Nur ein Beispiel: Lädt man Muslime zu sich nach Hause ein oder besucht ihre Familien, stellt man schnell fest, dass Gott und Familie ihre Lieblingsthemen sind. Es dürfte Christen nicht schwerfallen, darauf einzugehen. Das ist meist viel einfacher, als sich die meisten vorher denken. Doch warum wird das im Gesprächspapier nirgends gesagt? Umgekehrt fehlt auch der Hinweis, Muslime im Gespräch nicht für alles und jedes in der muslimischen Welt verantwortlich zu machen, sondern erst einmal zuzuhören, wie sie selbst die Lage sehen.

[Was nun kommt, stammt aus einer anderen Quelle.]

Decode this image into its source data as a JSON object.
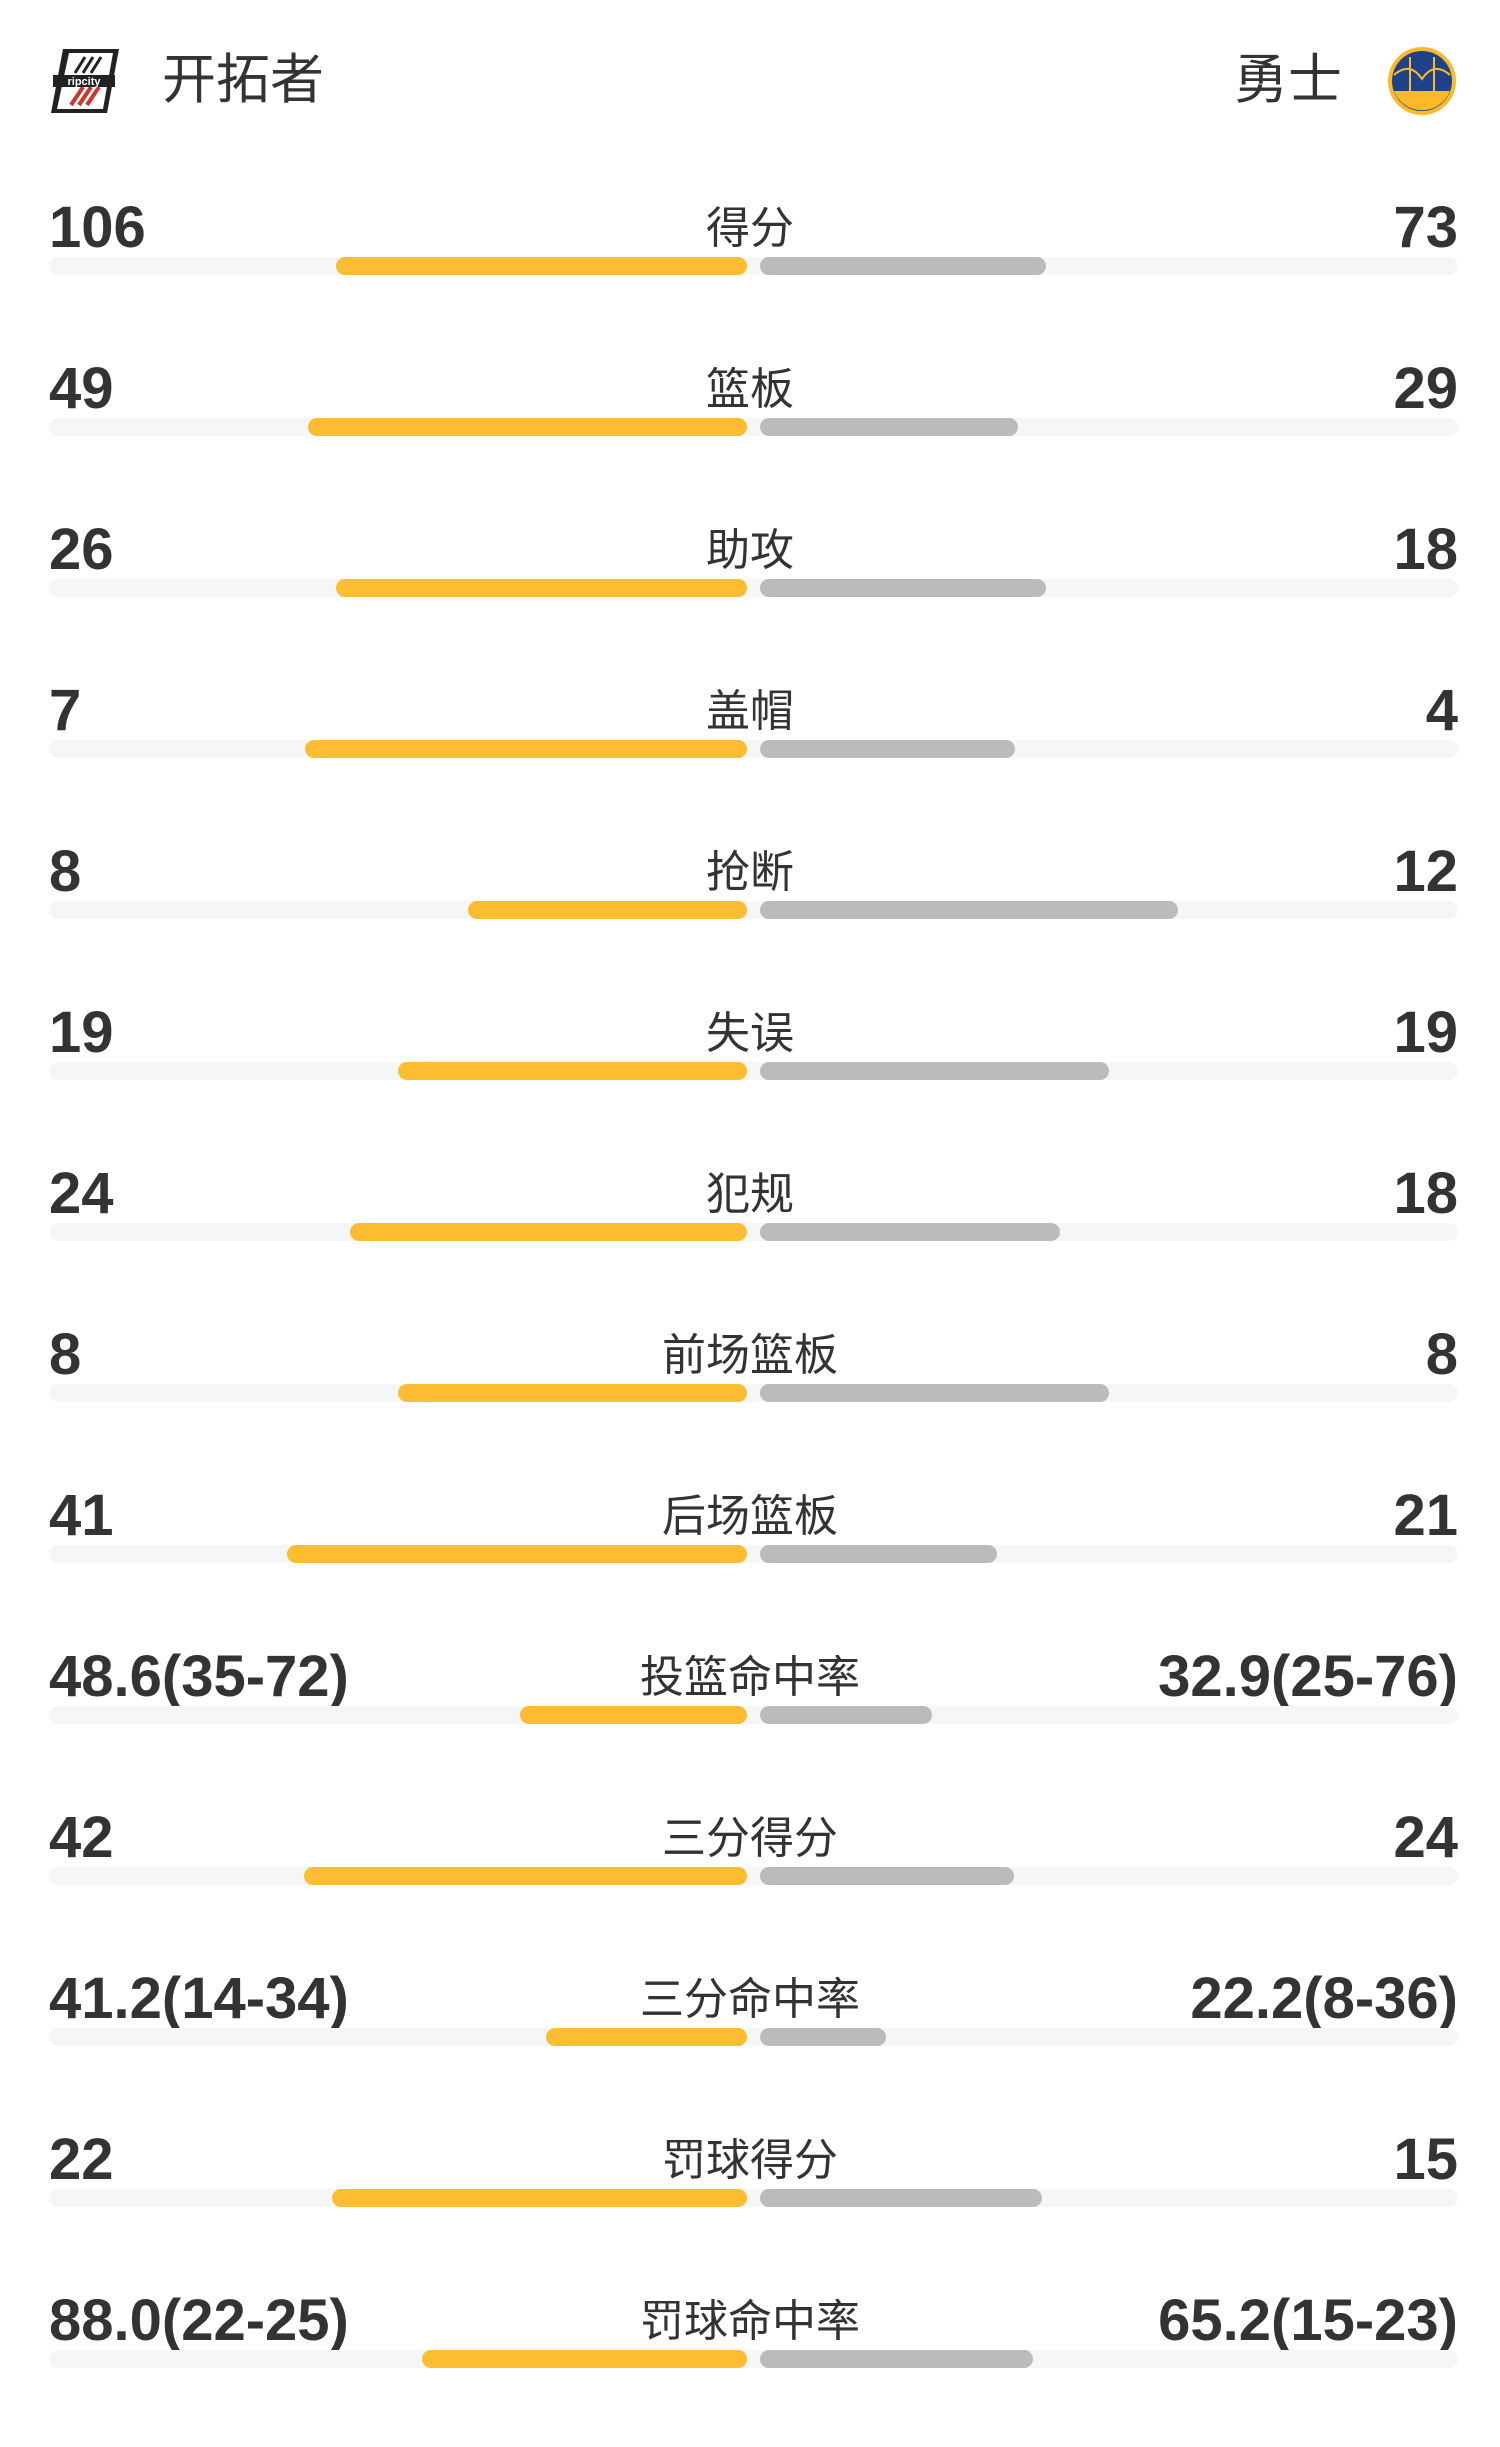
{
  "header": {
    "home_team": "开拓者",
    "away_team": "勇士",
    "home_logo_icon": "trail-blazers-ripcity-logo",
    "away_logo_icon": "warriors-bridge-logo"
  },
  "colors": {
    "home_bar": "#fcbd32",
    "away_bar": "#bbbbbb",
    "track": "#f5f6f8"
  },
  "stats": [
    {
      "label": "得分",
      "home": "106",
      "away": "73",
      "home_fill": 0.59,
      "away_fill": 0.41
    },
    {
      "label": "篮板",
      "home": "49",
      "away": "29",
      "home_fill": 0.63,
      "away_fill": 0.37
    },
    {
      "label": "助攻",
      "home": "26",
      "away": "18",
      "home_fill": 0.59,
      "away_fill": 0.41
    },
    {
      "label": "盖帽",
      "home": "7",
      "away": "4",
      "home_fill": 0.634,
      "away_fill": 0.366
    },
    {
      "label": "抢断",
      "home": "8",
      "away": "12",
      "home_fill": 0.4,
      "away_fill": 0.6
    },
    {
      "label": "失误",
      "home": "19",
      "away": "19",
      "home_fill": 0.5,
      "away_fill": 0.5
    },
    {
      "label": "犯规",
      "home": "24",
      "away": "18",
      "home_fill": 0.57,
      "away_fill": 0.43
    },
    {
      "label": "前场篮板",
      "home": "8",
      "away": "8",
      "home_fill": 0.5,
      "away_fill": 0.5
    },
    {
      "label": "后场篮板",
      "home": "41",
      "away": "21",
      "home_fill": 0.66,
      "away_fill": 0.34
    },
    {
      "label": "投篮命中率",
      "home": "48.6(35-72)",
      "away": "32.9(25-76)",
      "home_fill": 0.326,
      "away_fill": 0.247
    },
    {
      "label": "三分得分",
      "home": "42",
      "away": "24",
      "home_fill": 0.636,
      "away_fill": 0.364
    },
    {
      "label": "三分命中率",
      "home": "41.2(14-34)",
      "away": "22.2(8-36)",
      "home_fill": 0.289,
      "away_fill": 0.181
    },
    {
      "label": "罚球得分",
      "home": "22",
      "away": "15",
      "home_fill": 0.595,
      "away_fill": 0.405
    },
    {
      "label": "罚球命中率",
      "home": "88.0(22-25)",
      "away": "65.2(15-23)",
      "home_fill": 0.467,
      "away_fill": 0.392
    }
  ]
}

Der praktische Ertrag des Gesprächspapiers für den Nichttheologen ist jedenfalls sehr dünn.

A.    Was erstaunlicherweise fehlt

Etlichen positiven Aspekten, die in der Langfassung dieses Gutachtens ausführlicher dargelegt sind, stehen folgende Punkte gegenüber, die bei einer Klärung des Verhältnisses der Kirche zu den Muslimen wichtig gewesen wären, aber erstaunlicherweise im Gesprächspapier völlig fehlen:

Folgende Themen fehlen im Gesprächspapier völlig oder fast völlig (Details dazu in der Langfassung)

  • Jeglicher praktische Ratgeberteil: Welche Arten von Dialog es gibt? Wie führt man sie durch und welche praktischen Erfahrungen hat man in Jahrzehnten gesammelt, wie Dialog am besten gelingt?
  • Die Argumente jedweder Gegenpositionen; Andersdenkende werden immer nur kurz in einem Halbsatz erwähnt.
  • Die Migration von Muslimen nach Deutschland, alles rund um das Thema Asyl – obwohl der gesellschaftlich-politische Dialog mit Muslimen das zentrale Thema ist.
  • Eine Differenzierung des Islam nach theologischen Richtungen bzw. islamische Sonderbewegungen wie den Aleviten oder Ahmadiyyas.
  • Eine Differenzierung der Muslime nach Herkunftskultur und Ländern.
  • Die Scharia.
  • Religiöser Terrorismus.
  • Der islamistische Extremismus.
  • Wie soll man damit umgehen, dass die DITIB, die im Dialog von muslimischer Seite zahlenmäßig führend ist, vom türkischen Staat gelenkt wird?
  • Die zunehmende Zahl von Taufen von ehemaligen Muslimen – auch in der badischen Kirche.
  • Eine Stellungnahme zu den EKD-Papieren rund um das Thema Islam, Religionsfreiheit und interreligiöser Dialog, die eine andere Position als das Gesprächspapier vertreten.
  • Irgendein Hinweis auf die lange, wechselhafte Geschichte zwischen Islam und Christentum.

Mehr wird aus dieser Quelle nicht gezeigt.